Biography

Elliott Erwitt is one of the leading figures in magazine, advertising, and commercial photography. A member of photography’s elite, Magnum, since 1953, he also began making film documentaries in the 1970s. But he is best known for the warmth, humor, and wry observations in his personal work, which he has continued to produce in tandem with his commercial practice, and which are collected in best-selling volumes such as Personal Exposures (1988) and Snaps (2001).

Born in Paris to Russian émigré parents, Erwitt and his family spent several years in Milan before returning to Paris, in 1938, when he was ten years old. The following year they moved to New York, before settling finally in Los Angeles in 1941. Erwitt has been an enthusiastic traveller ever since. His first experience of photography was in a commercial dark room, where he helped produce “signed” photos of movie stars. He began taking pictures shortly afterwards, whilst travelling in France and Italy, and by 1953 he had been invited to join Magnum by its one of its founders, Robert Capa.

 

His early career, when he was an accredited Whitehouse photographer, yielded some famous images, including those of the “kitchen cabinet debate” between Nixon and Khrushchev in 1959, and images of Jacqueline Kennedy at John F Kennedy’s funeral in 1963. 

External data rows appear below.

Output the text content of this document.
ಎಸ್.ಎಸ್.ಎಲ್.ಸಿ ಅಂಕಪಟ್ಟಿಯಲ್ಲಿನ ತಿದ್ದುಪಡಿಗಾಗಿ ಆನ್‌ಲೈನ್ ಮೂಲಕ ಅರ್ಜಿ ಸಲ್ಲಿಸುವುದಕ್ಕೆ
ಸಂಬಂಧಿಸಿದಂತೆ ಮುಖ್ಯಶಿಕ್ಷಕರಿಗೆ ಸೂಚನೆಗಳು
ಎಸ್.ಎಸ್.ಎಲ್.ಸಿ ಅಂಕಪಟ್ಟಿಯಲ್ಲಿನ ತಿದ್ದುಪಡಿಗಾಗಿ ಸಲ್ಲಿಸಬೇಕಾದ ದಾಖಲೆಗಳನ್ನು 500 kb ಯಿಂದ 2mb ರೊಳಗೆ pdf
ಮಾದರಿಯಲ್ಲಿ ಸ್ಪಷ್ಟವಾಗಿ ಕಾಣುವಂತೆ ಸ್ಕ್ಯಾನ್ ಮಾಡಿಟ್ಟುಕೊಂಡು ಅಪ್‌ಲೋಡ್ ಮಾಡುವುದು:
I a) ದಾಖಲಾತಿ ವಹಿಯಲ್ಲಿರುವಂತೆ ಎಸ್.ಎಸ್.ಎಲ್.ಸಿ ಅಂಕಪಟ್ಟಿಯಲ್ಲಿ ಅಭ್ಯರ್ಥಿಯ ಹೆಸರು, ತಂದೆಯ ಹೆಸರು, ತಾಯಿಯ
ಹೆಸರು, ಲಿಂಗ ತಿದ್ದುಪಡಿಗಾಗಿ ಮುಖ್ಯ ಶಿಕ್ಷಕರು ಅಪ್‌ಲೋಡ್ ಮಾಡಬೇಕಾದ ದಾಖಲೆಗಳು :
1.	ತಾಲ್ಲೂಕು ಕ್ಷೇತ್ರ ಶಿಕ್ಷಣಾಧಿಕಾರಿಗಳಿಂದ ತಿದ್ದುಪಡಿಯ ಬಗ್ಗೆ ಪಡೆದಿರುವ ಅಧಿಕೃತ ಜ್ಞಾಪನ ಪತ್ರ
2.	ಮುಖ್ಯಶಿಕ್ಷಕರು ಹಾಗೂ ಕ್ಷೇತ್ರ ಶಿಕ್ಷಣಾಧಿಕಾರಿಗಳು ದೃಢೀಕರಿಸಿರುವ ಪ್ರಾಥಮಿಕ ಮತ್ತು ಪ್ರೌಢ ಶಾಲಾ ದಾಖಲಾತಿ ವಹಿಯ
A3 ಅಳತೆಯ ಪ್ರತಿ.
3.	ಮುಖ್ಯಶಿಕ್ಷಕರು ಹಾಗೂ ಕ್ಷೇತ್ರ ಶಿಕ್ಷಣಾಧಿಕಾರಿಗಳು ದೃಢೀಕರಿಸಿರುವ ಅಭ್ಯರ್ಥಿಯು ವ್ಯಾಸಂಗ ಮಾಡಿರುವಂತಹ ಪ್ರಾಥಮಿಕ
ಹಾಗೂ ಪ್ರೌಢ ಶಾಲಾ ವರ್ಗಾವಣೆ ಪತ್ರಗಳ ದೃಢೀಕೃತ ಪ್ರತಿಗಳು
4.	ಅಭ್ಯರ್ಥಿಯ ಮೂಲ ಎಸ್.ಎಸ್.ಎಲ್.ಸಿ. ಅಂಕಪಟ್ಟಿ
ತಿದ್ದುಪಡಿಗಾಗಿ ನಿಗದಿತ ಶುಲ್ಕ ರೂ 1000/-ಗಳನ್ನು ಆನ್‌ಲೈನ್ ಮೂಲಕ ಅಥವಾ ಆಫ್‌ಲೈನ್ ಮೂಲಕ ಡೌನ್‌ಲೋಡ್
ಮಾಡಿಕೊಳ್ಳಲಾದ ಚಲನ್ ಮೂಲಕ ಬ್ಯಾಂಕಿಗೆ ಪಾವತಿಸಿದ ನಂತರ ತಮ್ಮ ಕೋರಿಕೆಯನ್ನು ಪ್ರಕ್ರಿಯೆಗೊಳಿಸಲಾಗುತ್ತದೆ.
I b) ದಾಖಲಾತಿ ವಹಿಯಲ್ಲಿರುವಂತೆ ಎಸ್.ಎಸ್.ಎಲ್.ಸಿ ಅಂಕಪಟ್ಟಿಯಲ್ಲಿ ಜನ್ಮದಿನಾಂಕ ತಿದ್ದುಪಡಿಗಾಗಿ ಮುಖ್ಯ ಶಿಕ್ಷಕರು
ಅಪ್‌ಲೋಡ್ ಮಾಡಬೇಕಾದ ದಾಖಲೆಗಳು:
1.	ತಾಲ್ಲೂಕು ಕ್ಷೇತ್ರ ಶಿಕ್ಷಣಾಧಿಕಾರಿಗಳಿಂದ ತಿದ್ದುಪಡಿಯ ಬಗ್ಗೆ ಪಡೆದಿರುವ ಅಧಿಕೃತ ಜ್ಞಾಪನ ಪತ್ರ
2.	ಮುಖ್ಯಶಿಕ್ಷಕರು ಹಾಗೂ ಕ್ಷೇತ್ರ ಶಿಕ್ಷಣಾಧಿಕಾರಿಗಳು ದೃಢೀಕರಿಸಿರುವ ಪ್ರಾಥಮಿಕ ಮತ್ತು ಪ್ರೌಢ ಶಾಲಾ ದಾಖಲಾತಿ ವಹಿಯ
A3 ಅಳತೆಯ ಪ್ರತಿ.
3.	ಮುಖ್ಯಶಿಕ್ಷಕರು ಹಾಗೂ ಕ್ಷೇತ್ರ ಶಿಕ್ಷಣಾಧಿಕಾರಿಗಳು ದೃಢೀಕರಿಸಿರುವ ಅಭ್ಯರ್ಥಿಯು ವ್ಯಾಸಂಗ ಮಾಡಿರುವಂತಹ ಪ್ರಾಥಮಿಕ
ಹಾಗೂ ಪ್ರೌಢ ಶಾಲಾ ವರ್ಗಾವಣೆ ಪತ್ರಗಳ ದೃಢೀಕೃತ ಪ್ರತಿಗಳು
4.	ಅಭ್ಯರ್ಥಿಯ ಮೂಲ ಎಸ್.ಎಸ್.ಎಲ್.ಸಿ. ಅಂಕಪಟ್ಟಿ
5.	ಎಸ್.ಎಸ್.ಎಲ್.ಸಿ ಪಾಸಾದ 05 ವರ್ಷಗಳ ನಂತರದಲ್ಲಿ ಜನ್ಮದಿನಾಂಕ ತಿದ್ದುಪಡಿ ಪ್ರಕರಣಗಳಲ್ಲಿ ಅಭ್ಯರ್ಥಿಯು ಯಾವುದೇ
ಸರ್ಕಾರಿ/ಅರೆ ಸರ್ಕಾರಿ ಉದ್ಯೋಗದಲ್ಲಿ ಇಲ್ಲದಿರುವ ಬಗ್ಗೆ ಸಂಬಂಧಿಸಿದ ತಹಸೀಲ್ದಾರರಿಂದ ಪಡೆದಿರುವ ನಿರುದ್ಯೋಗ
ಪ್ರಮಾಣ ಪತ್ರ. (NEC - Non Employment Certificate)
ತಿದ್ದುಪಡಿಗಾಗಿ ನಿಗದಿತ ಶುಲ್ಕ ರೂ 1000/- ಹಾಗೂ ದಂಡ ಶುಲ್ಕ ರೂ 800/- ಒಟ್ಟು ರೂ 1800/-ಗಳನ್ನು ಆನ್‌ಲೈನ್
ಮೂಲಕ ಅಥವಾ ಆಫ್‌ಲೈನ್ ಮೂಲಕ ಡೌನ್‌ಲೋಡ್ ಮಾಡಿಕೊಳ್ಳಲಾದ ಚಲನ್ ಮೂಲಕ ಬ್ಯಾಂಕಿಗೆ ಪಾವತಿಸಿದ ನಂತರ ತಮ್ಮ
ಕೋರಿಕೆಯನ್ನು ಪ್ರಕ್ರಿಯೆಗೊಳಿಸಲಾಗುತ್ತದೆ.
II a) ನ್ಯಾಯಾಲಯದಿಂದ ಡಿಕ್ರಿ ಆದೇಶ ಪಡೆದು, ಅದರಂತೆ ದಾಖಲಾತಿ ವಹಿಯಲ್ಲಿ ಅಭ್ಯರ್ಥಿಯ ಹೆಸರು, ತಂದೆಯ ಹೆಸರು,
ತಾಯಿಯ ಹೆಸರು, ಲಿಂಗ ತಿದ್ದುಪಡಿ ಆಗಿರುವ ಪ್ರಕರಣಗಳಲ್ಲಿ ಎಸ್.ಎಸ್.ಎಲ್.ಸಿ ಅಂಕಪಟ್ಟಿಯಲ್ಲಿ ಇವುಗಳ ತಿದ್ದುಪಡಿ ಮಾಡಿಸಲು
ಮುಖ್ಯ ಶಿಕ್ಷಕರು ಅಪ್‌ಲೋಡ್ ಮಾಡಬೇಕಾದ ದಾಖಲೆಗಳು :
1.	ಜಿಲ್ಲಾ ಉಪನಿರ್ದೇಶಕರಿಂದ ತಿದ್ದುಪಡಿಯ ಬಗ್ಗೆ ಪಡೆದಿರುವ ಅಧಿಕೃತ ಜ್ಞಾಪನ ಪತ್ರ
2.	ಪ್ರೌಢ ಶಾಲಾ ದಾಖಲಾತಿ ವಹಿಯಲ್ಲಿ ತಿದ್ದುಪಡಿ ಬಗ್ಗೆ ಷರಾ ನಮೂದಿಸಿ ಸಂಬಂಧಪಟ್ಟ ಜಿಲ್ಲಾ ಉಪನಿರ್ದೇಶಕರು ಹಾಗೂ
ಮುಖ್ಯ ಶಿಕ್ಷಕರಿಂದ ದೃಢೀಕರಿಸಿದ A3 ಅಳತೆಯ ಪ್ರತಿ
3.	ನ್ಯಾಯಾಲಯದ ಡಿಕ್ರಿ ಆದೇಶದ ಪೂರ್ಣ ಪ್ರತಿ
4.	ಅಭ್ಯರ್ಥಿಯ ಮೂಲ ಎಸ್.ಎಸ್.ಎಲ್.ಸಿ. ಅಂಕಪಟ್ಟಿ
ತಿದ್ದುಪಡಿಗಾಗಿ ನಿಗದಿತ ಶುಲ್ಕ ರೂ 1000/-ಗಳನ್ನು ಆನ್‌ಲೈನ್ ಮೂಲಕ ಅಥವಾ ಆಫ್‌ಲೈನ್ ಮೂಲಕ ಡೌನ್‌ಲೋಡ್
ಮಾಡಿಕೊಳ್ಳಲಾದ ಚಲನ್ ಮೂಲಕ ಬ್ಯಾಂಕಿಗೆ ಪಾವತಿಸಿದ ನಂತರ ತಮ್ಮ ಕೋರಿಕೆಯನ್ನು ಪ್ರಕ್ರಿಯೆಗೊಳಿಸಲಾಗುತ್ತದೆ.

He has produced portraits of Marilyn Monroe, Grace Kelly, Humphrey Bogart and Fidel Castro. In the 1970s he began producing films, television commercials and documentaries, including the award-winning Glassmakers of Herat (1977). Throughout his career he has continued to shoot his own personal work, always in black and white. He likes it noted that he adores children and dogs, and his pictures of them over several decades attest to that.

Elliott Erwitt lives and works in New York. The author of twenty books, he has had solo exhibitions at the Museum of Modern Art; the Smithsonian Institution, Washington, D.C.; the Musée d’art moderne de la Ville de Paris; the Reina Sofia, Madrid; and the Museum of Art of New South Wales, Sydney. His work is held in major public and private collections across the world.